Il primo che affronta in maniera organica il tema del riconoscimento della cultura figurativa e della qualità formali del "Maestro di Casa Minerbi" è, nel 1970, Carlo Ludovico Ragghianti. Le sue conclusioni ci paiono ancora oggi valide. Lo studioso indica lo schema della partizione delle pareti - 2/1 = 1/2 - secondo un duplice "passaggio alternato" per cui «i riparti maggiori e gli specchi minori si compongono in un seguito di quadrati regolari risultanti sui due lati, e ne deriva una ritmazione compositiva di spostamenti di alta e sottile speculazione.» Osserva infine la presenza di legami con Tommaso da Modena, Altichiero e Jacopo Avanzi in un «artista che si move nell'esperienza giottesca senza nessun servilismo, nemmen culturale».

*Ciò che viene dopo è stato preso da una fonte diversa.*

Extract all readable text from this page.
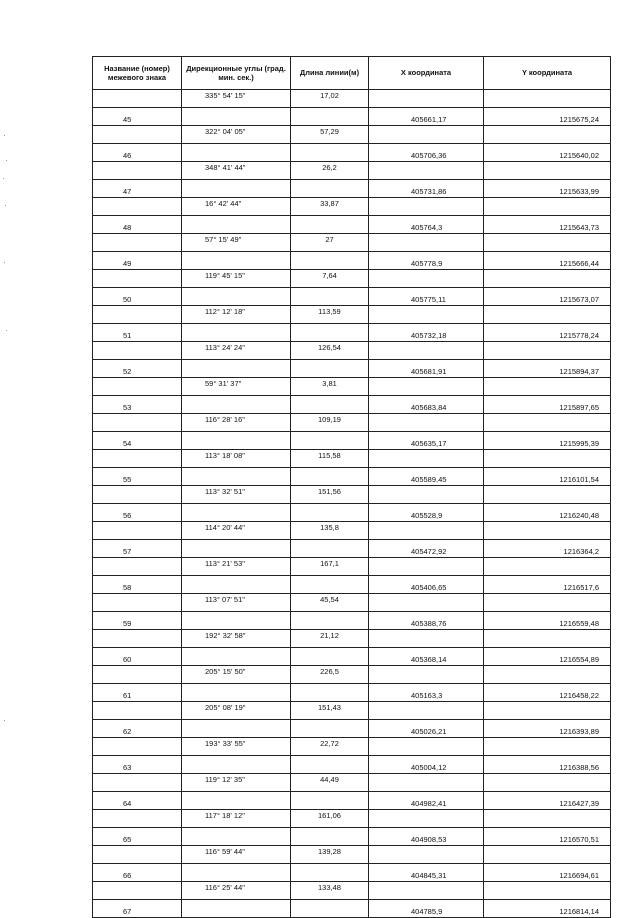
Название (номер) межевого знака	Дирекционные углы (град. мин. сек.)	Длина линии(м)	X координата	Y координата
	335° 54' 15"	17,02		
45			405661,17	1215675,24
	322° 04' 05"	57,29		
46			405706,36	1215640,02
	348° 41' 44"	26,2		
47			405731,86	1215633,99
	16° 42' 44"	33,87		
48			405764,3	1215643,73
	57° 15' 49"	27		
49			405778,9	1215666,44
	119° 45' 15"	7,64		
50			405775,11	1215673,07
	112° 12' 18"	113,59		
51			405732,18	1215778,24
	113° 24' 24"	126,54		
52			405681,91	1215894,37
	59° 31' 37"	3,81		
53			405683,84	1215897,65
	116° 28' 16"	109,19		
54			405635,17	1215995,39
	113° 18' 08"	115,58		
55			405589,45	1216101,54
	113° 32' 51"	151,56		
56			405528,9	1216240,48
	114° 20' 44"	135,8		
57			405472,92	1216364,2
	113° 21' 53"	167,1		
58			405406,65	1216517,6
	113° 07' 51"	45,54		
59			405388,76	1216559,48
	192° 32' 58"	21,12		
60			405368,14	1216554,89
	205° 15' 50"	226,5		
61			405163,3	1216458,22
	205° 08' 19"	151,43		
62			405026,21	1216393,89
	193° 33' 55"	22,72		
63			405004,12	1216388,56
	119° 12' 35"	44,49		
64			404982,41	1216427,39
	117° 18' 12"	161,06		
65			404908,53	1216570,51
	116° 59' 44"	139,28		
66			404845,31	1216694,61
	116° 25' 44"	133,48		
67			404785,9	1216814,14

In questi anni è attivo a Ferrara, come pittore, Bartolomeo, figlio di Guglielmo da Bologna; grazie al recupero documentario compiuto da Adriano Franceschini, sappiamo che dal 1376 al 1402 abita nella contrada San Gregorio, in un atto del maggio 1378 appare in contatto con Stella Del Sale, nel 1380 e nel 1393 riceve l'investitura di terre dai priori di Santa Maria in Vado. La sua vicenda terrena si muove quindi negli stessi spazi in cui agiscono i Del Sale e non è forse azzardato proporre il suo nome per l'esecuzione degli affreschi.

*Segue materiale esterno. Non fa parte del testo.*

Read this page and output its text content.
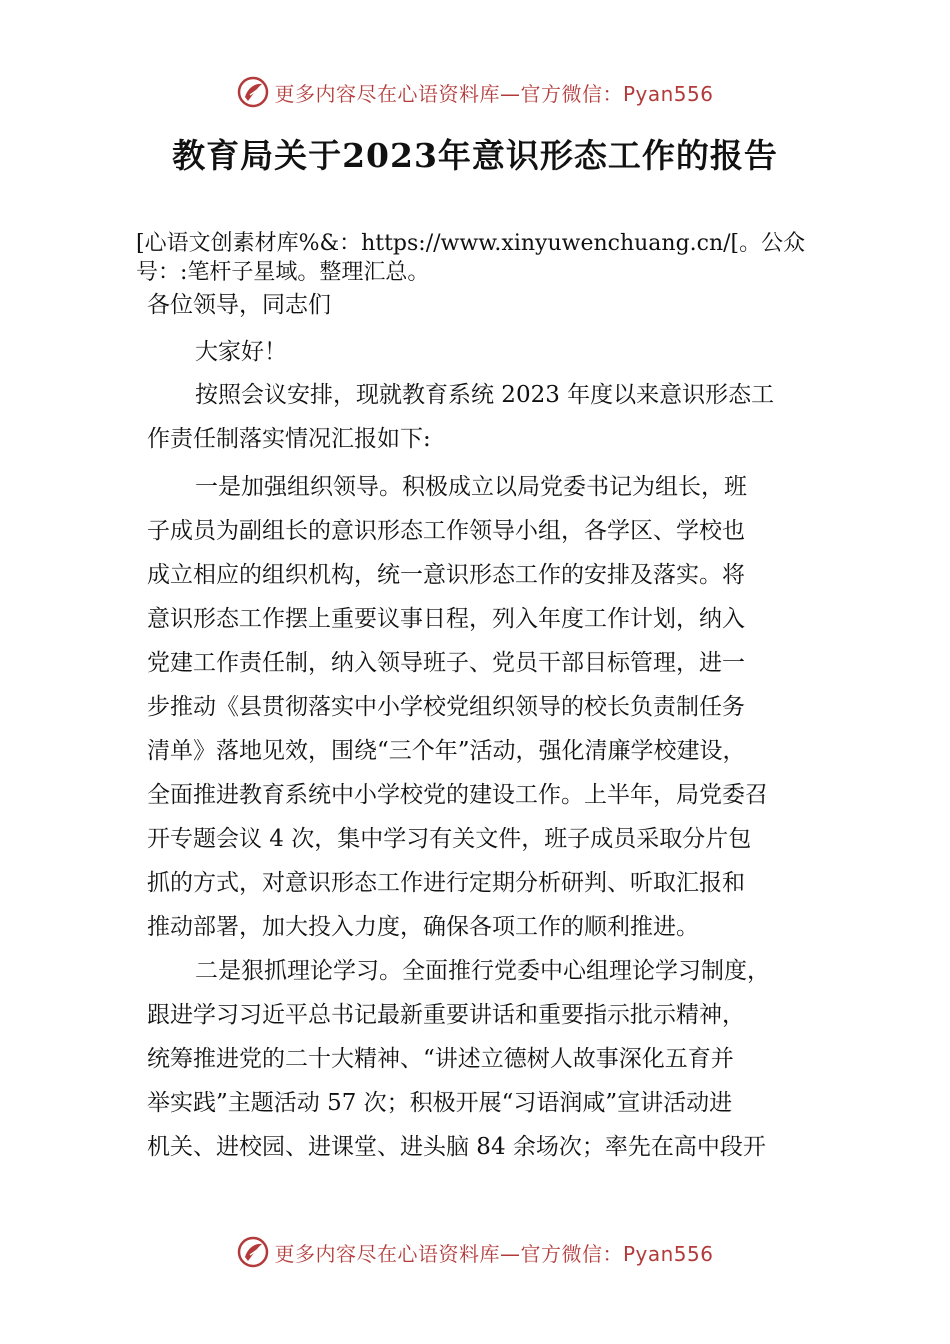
更多内容尽在心语资料库—官方微信：Pyan556
教育局关于2023年意识形态工作的报告
[心语文创素材库%&：https://www.xinyuwenchuang.cn/[。公众号：:笔杆子星域。整理汇总。
各位领导，同志们
大家好！
按照会议安排，现就教育系统 2023 年度以来意识形态工
作责任制落实情况汇报如下:
一是加强组织领导。积极成立以局党委书记为组长，班
子成员为副组长的意识形态工作领导小组，各学区、学校也
成立相应的组织机构，统一意识形态工作的安排及落实。将
意识形态工作摆上重要议事日程，列入年度工作计划，纳入
党建工作责任制，纳入领导班子、党员干部目标管理，进一
步推动《县贯彻落实中小学校党组织领导的校长负责制任务
清单》落地见效，围绕“三个年”活动，强化清廉学校建设，
全面推进教育系统中小学校党的建设工作。上半年，局党委召
开专题会议 4 次，集中学习有关文件，班子成员采取分片包
抓的方式，对意识形态工作进行定期分析研判、听取汇报和
推动部署，加大投入力度，确保各项工作的顺利推进。
二是狠抓理论学习。全面推行党委中心组理论学习制度，
跟进学习习近平总书记最新重要讲话和重要指示批示精神，
统筹推进党的二十大精神、“讲述立德树人故事深化五育并
举实践”主题活动 57 次；积极开展“习语润咸”宣讲活动进
机关、进校园、进课堂、进头脑 84 余场次；率先在高中段开
更多内容尽在心语资料库—官方微信：Pyan556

L'analisi, se pur sommaria e schematica del ciclo, non può prescindere dal ricordo di chi lo ha scoperto e salvato. Giuseppe Minerbi raccontava come, ragazzo, si fosse insinuato in quegli ambienti citati dal Melchiorri e avesse visto a lume di candela, filtrati dalle ragnatele, in parte nascosti da oggetti accatastati, quei volti e quelle immagini che oggi possiamo conoscere nella loro interezza.

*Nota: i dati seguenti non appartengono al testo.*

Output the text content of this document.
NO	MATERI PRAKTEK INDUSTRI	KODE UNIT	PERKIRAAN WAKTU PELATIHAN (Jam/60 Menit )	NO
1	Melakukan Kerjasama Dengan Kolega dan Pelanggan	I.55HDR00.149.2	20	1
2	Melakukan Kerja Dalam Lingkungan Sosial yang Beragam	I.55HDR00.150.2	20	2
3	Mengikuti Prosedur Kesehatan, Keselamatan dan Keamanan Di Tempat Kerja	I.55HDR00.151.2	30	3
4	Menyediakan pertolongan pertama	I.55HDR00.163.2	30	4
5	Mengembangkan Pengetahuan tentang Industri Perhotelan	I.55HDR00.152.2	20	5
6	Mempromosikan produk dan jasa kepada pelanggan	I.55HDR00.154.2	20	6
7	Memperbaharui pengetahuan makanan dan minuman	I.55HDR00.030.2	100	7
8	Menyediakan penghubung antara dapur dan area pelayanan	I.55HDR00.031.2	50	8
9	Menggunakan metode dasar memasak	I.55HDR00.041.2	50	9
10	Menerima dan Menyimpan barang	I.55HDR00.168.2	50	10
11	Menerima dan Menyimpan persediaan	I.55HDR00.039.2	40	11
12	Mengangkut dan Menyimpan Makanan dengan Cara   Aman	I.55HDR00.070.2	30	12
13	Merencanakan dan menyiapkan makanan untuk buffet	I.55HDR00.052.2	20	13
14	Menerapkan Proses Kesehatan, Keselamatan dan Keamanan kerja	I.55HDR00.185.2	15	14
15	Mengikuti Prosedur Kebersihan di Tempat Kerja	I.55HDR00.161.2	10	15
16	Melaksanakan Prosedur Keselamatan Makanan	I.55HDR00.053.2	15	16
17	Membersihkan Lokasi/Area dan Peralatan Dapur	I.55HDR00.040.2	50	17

L'impegno civile che ha caratterizzato tutta la sua vita lo portò poi, avendo la disponibilità dell'edificio, a promuoverne il restauro e a prevedere, attraverso un separato accesso, la pubblica visione della sala. L'incontro con l'architetto Piero Bottoni fu occasione di arricchimento per la città.

 

Casa Minerbi: allegoria dell'Ira.In tempi di generale disattenzione verso le testimonianze del passato, la scelta di destinare una parte delle proprie risorse alla "improduttiva" operazione del restauro è da ricordare come modello ed esempio che va con forza indicato e proposto. Giuseppe Minerbi tuttavia non si limitò a questo, ma volle e promosse anche lo studio degli affreschi; il volume di Carlo Ludovico Ragghianti, edito dall' ICCRI grazie anche all'interessamento della Cassa di Risparmio di Ferrara, nasce da questa caparbia volontà.
Io ne possiedo copia con una sua dedica che ancora mi intimorisce per l'auspicio e, per questo, sempre più cara. «A Ranieri Varese con l'augurio di approfondire lo studio del suo Maestro. Beppe Minerbi.»

Il palazzo è oggi in corso di acquisto da parte dell'Amministrazione Comunale di Ferrara che, lodevolmente, si è mossa evitando che finisse in mani private e lo ha destinato a sede dell'Istituto di Studi Rinascimentali.
Mi sia permesso di formulare due auspici. Il primo che a Giuseppe Minerbi sia intitolato l'edificio; il secondo che l'Amministrazione proceda all'acquisto anche dell'adiacente salone, egualmente affrescato. Si compirebbe così quell'operazione di reintegrazione del patrimonio cittadino che Minerbi aveva avviata, con tanta intelligente previsione, in anni ormai lontani.